In 1605, Thomas Middleton wrote a short play based on a contemporary account of murders committed in Calverley, West Yorkshire, on 23 April of the same year. The title of that play, A Yorkshire Tragedy confers the dignity of tragedy upon those events. The indefinite article suggests a lack of specificity, that this is one tragedy among several, but it is telling that the events are described as a tragedy at all, given the genre’s longstanding associations. The indefinite article is a riposte to tragic expectation; the titles of tragedies typically announce themselves with the definite article: The Spanish Tragedy, The Moor of Venice, The Tragedy of King Lear. The title of A Yorkshire Tragedy signals the play as different from the convention. But the indefinite article does not invalidate tragedy. That Yorkshire is in the title of the play is significant too. At a time when plays imagining the grotesque courts of European cities were becoming increasingly popular, A Yorkshire Tragedy offered a reminder that tragedy could be found further away from the centre of power and closer to home. In writing the play Middleton contributed to the genre of domestic tragedy, following in the footsteps of writers like Thomas Heywood, whose A Woman Killed with Kindness (1603) is set in Yorkshire rather than the Italy of its source material.

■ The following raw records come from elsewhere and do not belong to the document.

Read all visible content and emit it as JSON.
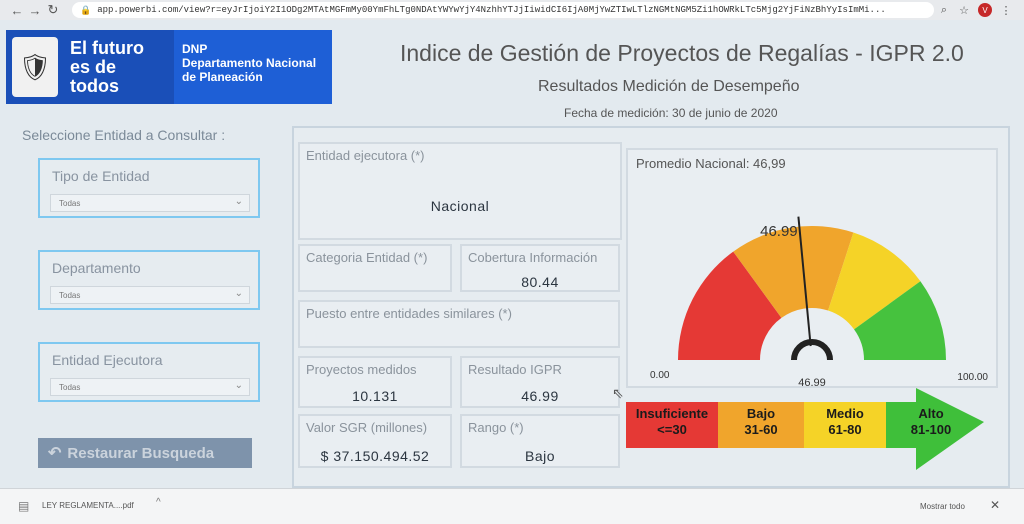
{
  "browser": {
    "url": "app.powerbi.com/view?r=eyJrIjoiY2I1ODg2MTAtMGFmMy00YmFhLTg0NDAtYWYwYjY4NzhhYTJjIiwidCI6IjA0MjYwZTIwLTlzNGMtNGM5Zi1hOWRkLTc5Mjg2YjFiNzBhYyIsImMi...",
    "avatar_letter": "V",
    "icons": [
      "back-icon",
      "forward-icon",
      "reload-icon",
      "lock-icon",
      "search-icon",
      "star-icon",
      "menu-icon"
    ]
  },
  "header": {
    "slogan": "El futuro es de todos",
    "dnp_abbr": "DNP",
    "dnp_name": "Departamento Nacional de Planeación",
    "title": "Indice de Gestión de Proyectos de Regalías - IGPR 2.0",
    "subtitle": "Resultados Medición de Desempeño",
    "date": "Fecha de medición: 30 de junio de 2020"
  },
  "filters": {
    "heading": "Seleccione Entidad a Consultar :",
    "items": [
      {
        "label": "Tipo de Entidad",
        "value": "Todas"
      },
      {
        "label": "Departamento",
        "value": "Todas"
      },
      {
        "label": "Entidad Ejecutora",
        "value": "Todas"
      }
    ],
    "restore_label": "Restaurar Busqueda"
  },
  "cards": {
    "entidad": {
      "label": "Entidad ejecutora (*)",
      "value": "Nacional"
    },
    "categoria": {
      "label": "Categoria Entidad (*)"
    },
    "cobertura": {
      "label": "Cobertura Información",
      "value": "80.44"
    },
    "puesto": {
      "label": "Puesto entre entidades similares (*)"
    },
    "proyectos": {
      "label": "Proyectos medidos",
      "value": "10.131"
    },
    "resultado": {
      "label": "Resultado IGPR",
      "value": "46.99"
    },
    "valor": {
      "label": "Valor SGR (millones)",
      "value": "$ 37.150.494.52"
    },
    "rango": {
      "label": "Rango (*)",
      "value": "Bajo"
    }
  },
  "gauge": {
    "title": "Promedio Nacional: 46,99",
    "value": 46.99,
    "value_label": "46.99",
    "center_label": "46.99",
    "min_label": "0.00",
    "max_label": "100.00",
    "min": 0,
    "max": 100,
    "segments": [
      {
        "from": 0,
        "to": 30,
        "color": "#e53935"
      },
      {
        "from": 30,
        "to": 60,
        "color": "#f0a52c"
      },
      {
        "from": 60,
        "to": 80,
        "color": "#f5d327"
      },
      {
        "from": 80,
        "to": 100,
        "color": "#46c23e"
      }
    ]
  },
  "legend": [
    {
      "name": "Insuficiente",
      "range": "<=30",
      "color": "#e53935"
    },
    {
      "name": "Bajo",
      "range": "31-60",
      "color": "#f0a52c"
    },
    {
      "name": "Medio",
      "range": "61-80",
      "color": "#f5d327"
    },
    {
      "name": "Alto",
      "range": "81-100",
      "color": "#3fbf3a"
    }
  ],
  "downloads": {
    "file": "LEY REGLAMENTA....pdf",
    "show_all": "Mostrar todo"
  }
}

Before saying a bit more about how Happy Valley conceives of tragic experience in a way that seems, to me at least, reminiscent of early modern domestic tragedy, I need to issue a SPOILER. The scene I will talk about occurs in Series 1 Episode 4. It’s a wonderful and surprising episode and I don’t want to spoil it for anyone who may want to watch it, but there’s no way of discussing it without mentioning some significant plot details. In the scene in question, Catherine (Sarah Lancashire), the police sergeant protagonist, rightly suspects something is not well with Helen (Jill Baker) who had tried to get in touch with her the previous day. Catherine is right that Helen is restless but her suspicion that she is the victim of domestic abuse is wrong. The full script of the episode is available here, but the extract below details the exchange:

CATHERINE

Look, I don’t want to over step the
mark. And I’m sorry if I’ve got the
wrong end of the stick, but last
night. When you said, “I’m with my
husband” it occurred to me that
maybe you couldn’t speak, and maybe
that was your way of telling me,
and I wouldn’t be doing my job
properly if I didn’t ask, and –

HELEN

No. My husband isn’t hurting me.

CATHERINE

Are you sure?

HELEN

I know people think he’s a bit of a
rough diamond – and he is!
(she manages a smile)
– but not like that. He’d never do
something like that.

CATHERINE

It takes all sorts.

HELEN

You really have got the wrong end
of the stick.

CATHERINE

It’s not always easy to acknowledge
things sometimes, it’s not
something that it’s easy to face up
to, and –

HELEN

It’s very kind of you to be
concerned. But you really have got
the wrong end of the stick.

CATHERINE’s not convinced.

CATHERINE

Okay.

Silence. They’re looking straight at one another. CATHERINE’s
giving her a chance to tell her the truth; that he is hurting
her. CATHERINE’s just about to speak again when –

HELEN

My daughter’s been kidnapped.

HELEN can’t believe she’s said it. CATHERINE can’t quite
believe she’s heard it. CLARE comes over and puts a mug down
in front of CATHERINE.

CLARE

Tea.

The careful ratcheting of tension leading to Helen’s revelation is followed, seconds later, by the arrival of Catherine’s sister, Clare (Siobhan Finneran). It is a comic, potentially bathetic moment; the oblivious Clare punctures the tension with an inappropriate response. But the inappropriateness of the response is part of the point: the cup of tea is comically inadequate in the face of impending tragedy. It’s tempting to register a grim joke here about the stereotypically British– and perhaps especially, Yorkshire – psyche; many a novelty mug has attested that tea solves everything, but it doesn’t save kidnapped daughters.  By the same token, it’s also true that the making and drinking of tea is part of how people begin to confront grief, loss, horror, and despair. Clare’s cheery declaration is at once inappropriate and apt; it doesn’t attenuate tragedy, if anything, it accentuates it. It marks out Happy Valley as a modern domestic tragedy, interested in the ordinariness of tea, as well as the extraordinariness of murder.